Really, what happened is the opposite: I KEPT taking study drugs and I KEPT sleeping in and I KEPT working until 3 a.m. and I KEPT getting thinner and weaker and more agitated with everybody around me.

Sometimes, in moments of pause, I would comfort myself with cold, hard logic:

P: Smart people cannot get addicted to drugs.

P: Adderall is a drug.

P: I am a smart person.

C: I cannot, therefore, be addicted to Adderall.

Oh, as The Faces would say, I wish that I knew what I know now when I was younger. For if I did, I would know that, when it comes to addiction, intelligence can’t help you. Only self-awareness and honest, painful introspection can.

The Long Way Out

Fast forward past a haphazard (yet earnest) family intervention and some philosophical insights and I was ready to get California sober.

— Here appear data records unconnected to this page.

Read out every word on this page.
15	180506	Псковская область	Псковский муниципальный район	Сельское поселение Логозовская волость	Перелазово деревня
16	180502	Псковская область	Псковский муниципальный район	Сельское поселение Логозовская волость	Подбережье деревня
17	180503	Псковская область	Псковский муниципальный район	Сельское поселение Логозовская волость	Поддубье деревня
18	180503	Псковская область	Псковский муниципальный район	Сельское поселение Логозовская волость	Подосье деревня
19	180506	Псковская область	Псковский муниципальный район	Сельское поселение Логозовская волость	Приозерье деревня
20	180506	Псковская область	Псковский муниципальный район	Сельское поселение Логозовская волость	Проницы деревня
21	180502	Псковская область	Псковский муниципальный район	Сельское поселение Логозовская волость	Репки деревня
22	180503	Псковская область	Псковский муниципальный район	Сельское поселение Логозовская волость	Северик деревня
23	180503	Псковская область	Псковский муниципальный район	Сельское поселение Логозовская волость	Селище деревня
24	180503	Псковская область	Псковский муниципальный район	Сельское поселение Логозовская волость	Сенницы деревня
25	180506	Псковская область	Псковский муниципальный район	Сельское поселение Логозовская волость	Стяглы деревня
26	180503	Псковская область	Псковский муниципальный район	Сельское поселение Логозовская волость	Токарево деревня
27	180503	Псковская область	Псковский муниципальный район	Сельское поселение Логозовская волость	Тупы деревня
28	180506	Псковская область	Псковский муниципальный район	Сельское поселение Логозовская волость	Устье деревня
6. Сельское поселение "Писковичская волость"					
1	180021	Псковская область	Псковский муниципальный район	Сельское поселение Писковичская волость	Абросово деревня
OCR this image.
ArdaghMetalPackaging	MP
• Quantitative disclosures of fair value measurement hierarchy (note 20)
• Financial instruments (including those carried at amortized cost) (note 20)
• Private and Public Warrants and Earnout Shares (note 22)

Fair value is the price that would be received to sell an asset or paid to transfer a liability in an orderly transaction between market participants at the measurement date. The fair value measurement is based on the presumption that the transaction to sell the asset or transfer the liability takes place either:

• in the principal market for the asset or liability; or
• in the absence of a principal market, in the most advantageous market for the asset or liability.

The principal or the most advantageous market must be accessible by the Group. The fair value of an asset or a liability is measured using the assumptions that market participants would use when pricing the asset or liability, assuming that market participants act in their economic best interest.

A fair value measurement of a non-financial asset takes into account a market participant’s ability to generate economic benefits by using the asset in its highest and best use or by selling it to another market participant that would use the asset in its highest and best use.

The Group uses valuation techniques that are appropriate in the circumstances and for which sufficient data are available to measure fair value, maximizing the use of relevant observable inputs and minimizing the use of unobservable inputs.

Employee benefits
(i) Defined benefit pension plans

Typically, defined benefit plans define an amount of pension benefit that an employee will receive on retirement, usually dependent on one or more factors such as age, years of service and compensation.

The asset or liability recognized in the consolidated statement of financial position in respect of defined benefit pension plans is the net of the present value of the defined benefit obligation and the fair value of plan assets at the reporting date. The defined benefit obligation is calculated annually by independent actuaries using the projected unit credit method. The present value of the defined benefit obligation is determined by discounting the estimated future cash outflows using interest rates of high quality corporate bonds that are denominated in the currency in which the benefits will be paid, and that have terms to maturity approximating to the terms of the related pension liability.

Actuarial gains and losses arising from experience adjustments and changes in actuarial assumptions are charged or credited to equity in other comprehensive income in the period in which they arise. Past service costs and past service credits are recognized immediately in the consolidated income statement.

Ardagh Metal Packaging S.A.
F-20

The stopping part wasn’t hard for me. When I finally decided to stop taking study drugs, that’s exactly what I did. But it’s not liking doing so magically made me start to wake up feeling great and ready to seize the day. On the contrary, I was exhausted. ALL THE TIME. I’m not sure if what I went through qualifies as “withdrawals,” but I woke up tired and went to bed tired and I overate and had massive feelings of guilt and depression. Thankfully, my ambitions were still there—they had changed, but they had not left. I say “thankfully,” but really, dreams without energy is a prison of its own. After years spent building my life into a series of bad habits, I was terrified that there was no coming back. I figured that, at the very least, I would realize that I was actually just a lazy schlub and that my so-called “work ethic” was inexorably linked to my drug use.

I decided to get help. I did some research, honed in a popular anti-depressant called Bupropion, went to a local therapist, and I got myself a prescription.

The medication helped a lot. A few weeks later, I was working again—not super productively, but it was getting better every day.

I made a lot of mistakes, but perhaps the main one was thinking I was better than those on crack or heroin or booze or meth. I was better, I thought, because those people were cowards—they were taking drugs to DULL their consciousness, they were taking drugs to NOT face themselves in the mirror. I, on the other hand, was taking them to enable myself to work more and better and harder and longer.

In the end, though, we both ended up at the same place: rock bottom.